La séquestration non fondée de l’Ocean Viking à Augusta se superpose aux 33 épisodes de détentions de navires de sauvetages intervenus depuis février 2023[4]. Elle sera finalement suspendue, faute d’arguments médicaux robustes, le 29 août.
On assiste à une préoccupante convergence des menaces à l’égard des ONG humanitaires
Les dangereux mécanismes qui se cumulent, tolérés sans vergogne de facto par la Commission européenne et les autres Etats membres de l’UE déploient en toute impunité des objectifs de bannissement des acteurs de la société civile engagés dans l’aide humanitaire en Méditerranée.
Tout concourt à construire peur et épuisement des équipes chevronnées qui se relaient à bord de l’Ocean Viking. L’efficacité opérationnelle des équipes de sauveteurs, lors de rotations de six semaines, est en pratique largement réduite par l’éloignement délibéré des lieux de débarquement.

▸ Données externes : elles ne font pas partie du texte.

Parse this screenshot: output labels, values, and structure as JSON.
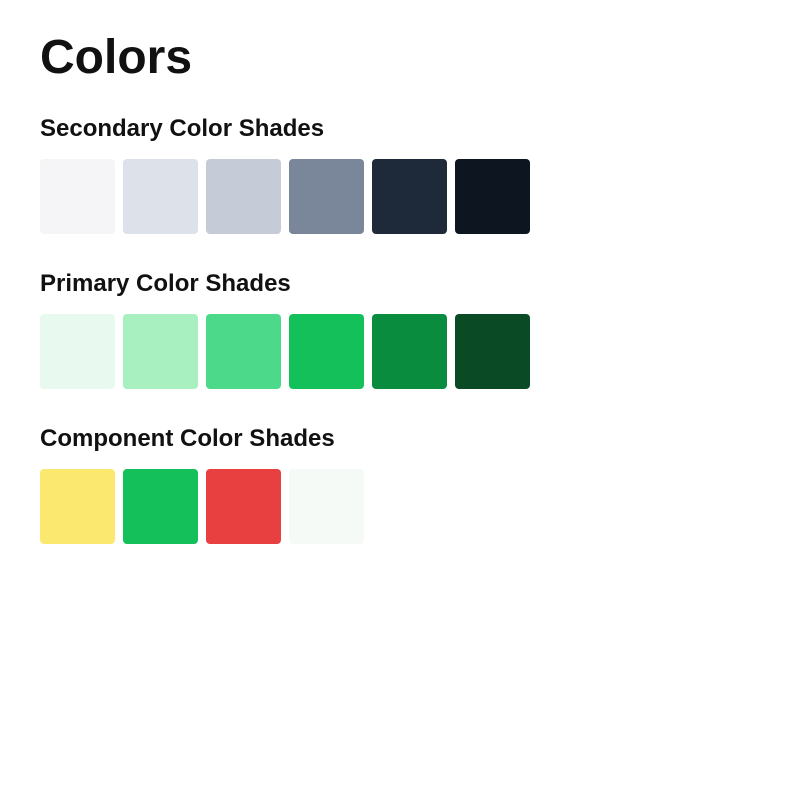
{
  "page": {
    "title": "Colors"
  },
  "sections": [
    {
      "id": "secondary",
      "label": "Secondary Color Shades",
      "swatches": [
        {
          "id": "s1",
          "color": "#f5f5f7"
        },
        {
          "id": "s2",
          "color": "#dde1e9"
        },
        {
          "id": "s3",
          "color": "#c5ccd8"
        },
        {
          "id": "s4",
          "color": "#7a8699"
        },
        {
          "id": "s5",
          "color": "#1e2a3a"
        },
        {
          "id": "s6",
          "color": "#0d1520"
        }
      ]
    },
    {
      "id": "primary",
      "label": "Primary Color Shades",
      "swatches": [
        {
          "id": "p1",
          "color": "#e8faf0"
        },
        {
          "id": "p2",
          "color": "#a8f0c0"
        },
        {
          "id": "p3",
          "color": "#4dd98a"
        },
        {
          "id": "p4",
          "color": "#14c05a"
        },
        {
          "id": "p5",
          "color": "#0a8c3f"
        },
        {
          "id": "p6",
          "color": "#0a4a25"
        }
      ]
    },
    {
      "id": "component",
      "label": "Component Color Shades",
      "swatches": [
        {
          "id": "c1",
          "color": "#fae96e"
        },
        {
          "id": "c2",
          "color": "#14c05a"
        },
        {
          "id": "c3",
          "color": "#e84040"
        },
        {
          "id": "c4",
          "color": "#f5faf7"
        }
      ]
    }
  ]
}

Les professionnels s’engagent pour sauver des vies, et non pas pour d’interminables déambulations maritimes. Les équipages sont le SAMU de la mer. Les marins-sauveteurs et les soignants ne se préoccupent pas de l’origine et des mobiles de la traversée des naufragés, ils interviennent auprès de personnes en danger de mort.
Les actions de secours sont toujours extrêmement délicates car les facteurs de risques se cumulent : état de fragilité et de délabrement des bateaux sur lesquels des personnes prennent le risque d’une traversée ; densité des occupants qui sont la plupart du temps dépourvus de gilets de sauvetage, et effets catastrophiques de tout mouvement de panique à bord ; conditions météos et fréquents coups de vent qui sévissent en Méditerranée ; état de dénutrition et d’épuisement des personnes transportées, de même que leur exposition à des brûlures sous l’effet conjugué des fuites de carburant, de l’eau de mer et du soleil. On ne s’improvise pas sauveteur dans de telles conditions.

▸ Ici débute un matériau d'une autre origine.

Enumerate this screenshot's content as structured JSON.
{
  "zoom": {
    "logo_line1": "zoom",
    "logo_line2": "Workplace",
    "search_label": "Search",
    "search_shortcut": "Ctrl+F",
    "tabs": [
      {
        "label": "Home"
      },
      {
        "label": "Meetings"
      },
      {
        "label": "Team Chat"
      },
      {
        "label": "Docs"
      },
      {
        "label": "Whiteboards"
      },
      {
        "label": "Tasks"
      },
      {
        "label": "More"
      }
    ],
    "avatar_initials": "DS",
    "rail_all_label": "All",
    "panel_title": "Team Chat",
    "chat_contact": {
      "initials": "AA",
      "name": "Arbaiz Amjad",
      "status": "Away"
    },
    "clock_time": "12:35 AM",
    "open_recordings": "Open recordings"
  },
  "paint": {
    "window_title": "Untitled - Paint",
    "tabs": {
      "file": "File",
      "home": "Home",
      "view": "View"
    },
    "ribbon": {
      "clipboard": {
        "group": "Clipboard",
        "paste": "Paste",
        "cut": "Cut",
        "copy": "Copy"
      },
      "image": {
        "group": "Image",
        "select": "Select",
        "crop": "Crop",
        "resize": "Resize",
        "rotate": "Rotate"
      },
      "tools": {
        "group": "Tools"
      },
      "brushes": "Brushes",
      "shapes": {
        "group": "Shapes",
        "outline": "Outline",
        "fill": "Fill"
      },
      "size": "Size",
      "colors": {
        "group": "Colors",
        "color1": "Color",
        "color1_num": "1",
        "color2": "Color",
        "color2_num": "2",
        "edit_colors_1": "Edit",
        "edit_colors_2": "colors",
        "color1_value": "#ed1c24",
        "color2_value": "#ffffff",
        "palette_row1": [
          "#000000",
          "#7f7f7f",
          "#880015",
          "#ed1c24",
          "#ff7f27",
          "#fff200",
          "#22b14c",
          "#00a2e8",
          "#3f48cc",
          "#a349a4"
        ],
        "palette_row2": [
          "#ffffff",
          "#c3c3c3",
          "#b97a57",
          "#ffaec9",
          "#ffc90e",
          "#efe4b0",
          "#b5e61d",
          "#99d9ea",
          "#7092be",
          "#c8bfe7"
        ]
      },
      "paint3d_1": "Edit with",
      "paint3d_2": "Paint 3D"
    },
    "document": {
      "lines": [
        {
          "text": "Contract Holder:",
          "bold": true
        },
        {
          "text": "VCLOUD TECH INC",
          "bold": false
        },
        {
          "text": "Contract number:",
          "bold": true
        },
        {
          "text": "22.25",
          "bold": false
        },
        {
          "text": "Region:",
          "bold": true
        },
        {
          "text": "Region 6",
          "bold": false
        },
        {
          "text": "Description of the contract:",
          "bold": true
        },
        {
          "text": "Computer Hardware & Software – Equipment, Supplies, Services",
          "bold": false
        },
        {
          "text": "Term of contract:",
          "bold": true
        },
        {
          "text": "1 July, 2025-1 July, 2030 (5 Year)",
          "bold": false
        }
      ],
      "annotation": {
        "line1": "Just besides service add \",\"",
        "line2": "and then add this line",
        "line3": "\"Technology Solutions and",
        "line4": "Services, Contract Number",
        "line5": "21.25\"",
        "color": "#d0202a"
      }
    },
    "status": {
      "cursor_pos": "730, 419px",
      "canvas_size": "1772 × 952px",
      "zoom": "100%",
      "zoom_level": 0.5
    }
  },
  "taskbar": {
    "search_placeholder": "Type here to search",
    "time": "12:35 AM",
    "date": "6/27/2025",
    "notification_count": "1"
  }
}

L’épuisement financier renforce la stratégie d’étouffement par le surcoût en carburant qui découlent des longues distances inutilement parcourues. Un surcoût estimé à 600 000 euros en 2024 pour SOS Méditerranée.

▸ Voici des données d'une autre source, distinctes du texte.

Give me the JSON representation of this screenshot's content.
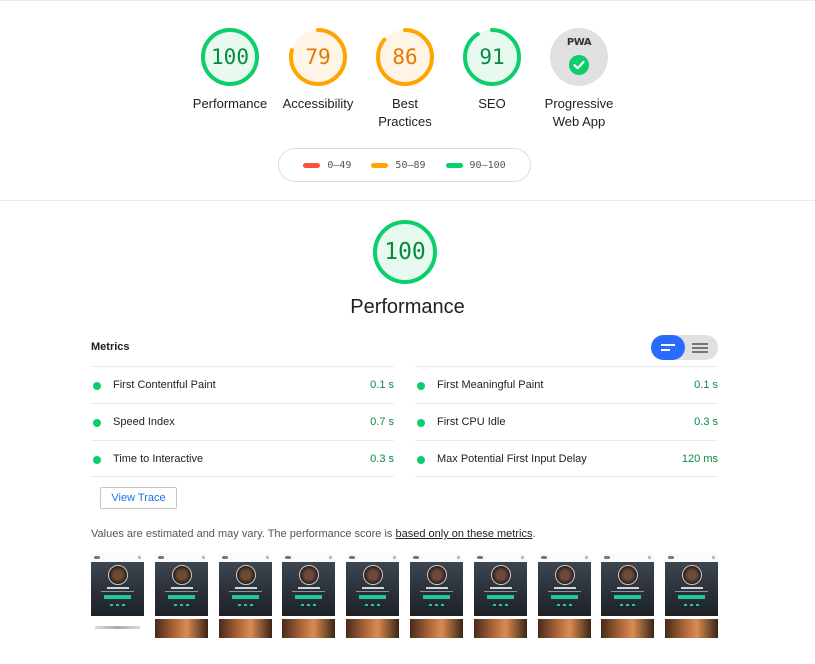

Enfin, les autorités italiennes viennent de prononcer un avis de détention pour l’un des avions affrétés (par l’ONG SeaWatch) pour la surveillance et le repérage en mer des bateaux en détresse[5] , entrainant une réaction de réprobation unanime des ONG de sauvetage[6].
Tout ceci constitue un énorme gâchis qui, en bout de chaîne, se traduit par des morts et des disparitions qui pourraient être évitables. Il faut que cessent ces pratiques.
« Primum non nocere » (« en premier ne pas nuire »). Telle est la devise des équipes de sauvetage. L’UE doit se ressaisir, faire sienne cette considération fondamentale, et la mettre en pratique.
En conséquence, la Commission européenne doit fermement condamner les Etats membres et les Etats partenaires de l’Union européenne qui bafouent ainsi le droit humanitaire. Cela doit se traduire par des dénonciations publiques, et pour les Etats de l’Union européenne par l’ouverture de procédures d’infractions qui doivent mener à des recours en manquement ; pour les Etats partenaires tels la Libye la demande de respect des accords de coopération sinon leur remise en cause, voire dénonciation à venir.
De la même manière, les autres Etats membres de l’Union européenne qui respectent le droit humanitaire doivent dénoncer son non-respect par leurs pairs. Au sein du Conseil de l’Union européenne et du Conseil européen la France, au nom de sa diplomatie attachée aux droits humains doit nécessairement porter cette voix et rappeler à l’ordre les Etats concernés.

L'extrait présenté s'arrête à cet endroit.